If you have ever had to deal with a typical XML file for data loading for ETL tasks in SSIS then you have encountered its default behavior of creating an output for every element. This is not the nicest behavior because it is doubtful that anyone would have a database so normalized. While working on such an issue we discovered a useful trick. First off, SSIS has not left you in no mans land. If you have generated outputs for each element you can write all the elements to a Data Destination and use a SQL join statement to reconstitute the data in whatever way you want. SSIS automatically adds IDs to all the tables it creates so that you can do join statements based on the hierarchy of the XML. For example, if your xml hierarchy looks like this:
Parent Element->
Child Element->
Inner Child Element
Then the tables that SSIS would create will have an ID element for InnerChildElement that makes it joinable to Child Element and an ID field inside Child Element that makes it joinable to Parent Element. This can be a life saver as you will just have to do one join to get the data back in a form that is interpretable as hierarchy.
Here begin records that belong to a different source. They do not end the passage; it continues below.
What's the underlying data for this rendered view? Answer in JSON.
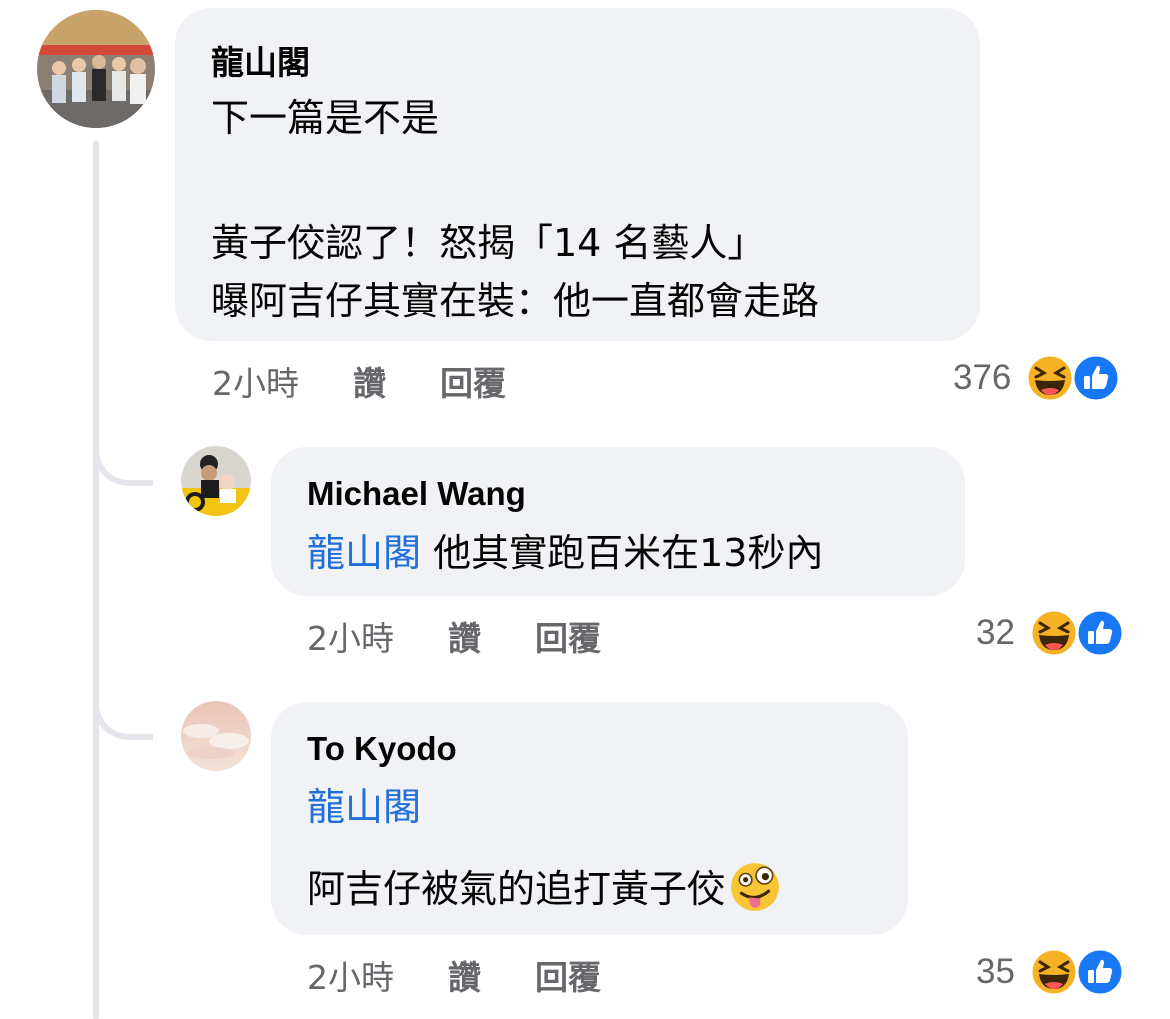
{
  "comments": [
    {
      "author": "龍山閣",
      "body_lines": [
        "下一篇是不是",
        "",
        "黃子佼認了！怒揭「14 名藝人」",
        "曝阿吉仔其實在裝：他一直都會走路"
      ],
      "time": "2小時",
      "like_label": "讚",
      "reply_label": "回覆",
      "reaction_count": "376",
      "reaction_icons": [
        "haha-icon",
        "like-icon"
      ]
    }
  ],
  "replies": [
    {
      "author": "Michael Wang",
      "mention": "龍山閣",
      "body": "他其實跑百米在13秒內",
      "time": "2小時",
      "like_label": "讚",
      "reply_label": "回覆",
      "reaction_count": "32",
      "reaction_icons": [
        "haha-icon",
        "like-icon"
      ]
    },
    {
      "author": "To Kyodo",
      "mention": "龍山閣",
      "body": "阿吉仔被氣的追打黃子佼",
      "body_emoji": "zany-face-icon",
      "time": "2小時",
      "like_label": "讚",
      "reply_label": "回覆",
      "reaction_count": "35",
      "reaction_icons": [
        "haha-icon",
        "like-icon"
      ]
    }
  ],
  "colors": {
    "bubble": "#f0f2f5",
    "mention": "#216fdb",
    "meta": "#65676b",
    "like_blue": "#1877f2",
    "haha_yellow": "#f7b125"
  }
}
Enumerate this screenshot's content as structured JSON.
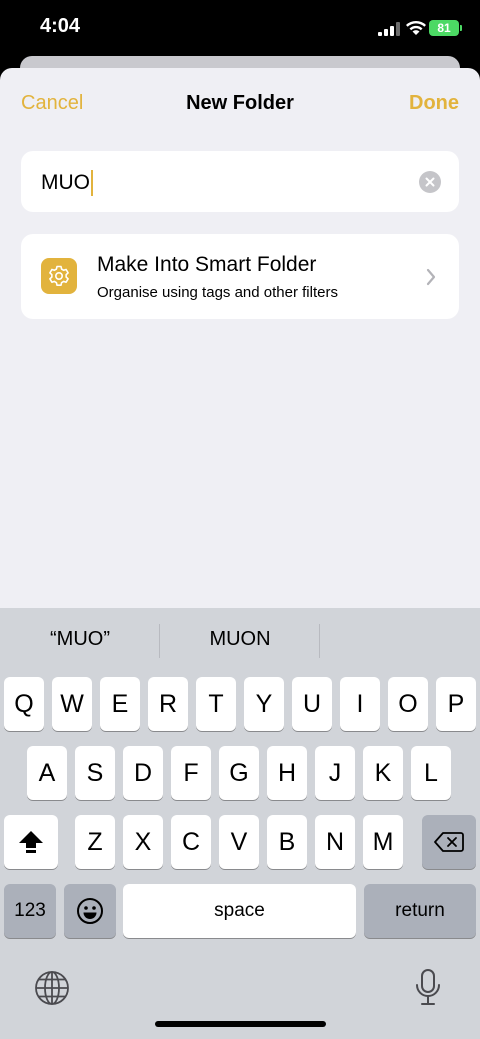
{
  "status_bar": {
    "time": "4:04",
    "battery": "81"
  },
  "nav": {
    "cancel": "Cancel",
    "title": "New Folder",
    "done": "Done"
  },
  "name_field": {
    "value": "MUO"
  },
  "smart_folder": {
    "title": "Make Into Smart Folder",
    "subtitle": "Organise using tags and other filters"
  },
  "keyboard": {
    "suggestions": [
      "“MUO”",
      "MUON",
      ""
    ],
    "row1": [
      "Q",
      "W",
      "E",
      "R",
      "T",
      "Y",
      "U",
      "I",
      "O",
      "P"
    ],
    "row2": [
      "A",
      "S",
      "D",
      "F",
      "G",
      "H",
      "J",
      "K",
      "L"
    ],
    "row3": [
      "Z",
      "X",
      "C",
      "V",
      "B",
      "N",
      "M"
    ],
    "numbers_key": "123",
    "space_key": "space",
    "return_key": "return"
  },
  "colors": {
    "accent": "#e2b33d",
    "background": "#efeff4",
    "keyboard": "#d1d4d9"
  },
  "icons": [
    "signal-icon",
    "wifi-icon",
    "battery-icon",
    "clear-icon",
    "gear-icon",
    "chevron-right-icon",
    "shift-icon",
    "delete-icon",
    "emoji-icon",
    "globe-icon",
    "microphone-icon"
  ]
}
This added ID field allows a second possibility: Using Merge Joins on the output to create denormalized tables. The SSIS Team actually have a blog entry that goes over this (http://blogs.msdn.com/mattm/archive/2007/12/11/using-xml-source.aspx).
Long story short, XML source does exactly what you will want it to for importing XML data. That and the XSD validation capability of XML Task (note watch your constraints after the XML task to ensure that if you are validating xml you will get the proper success result) makes SSIS a complete XML handling solution.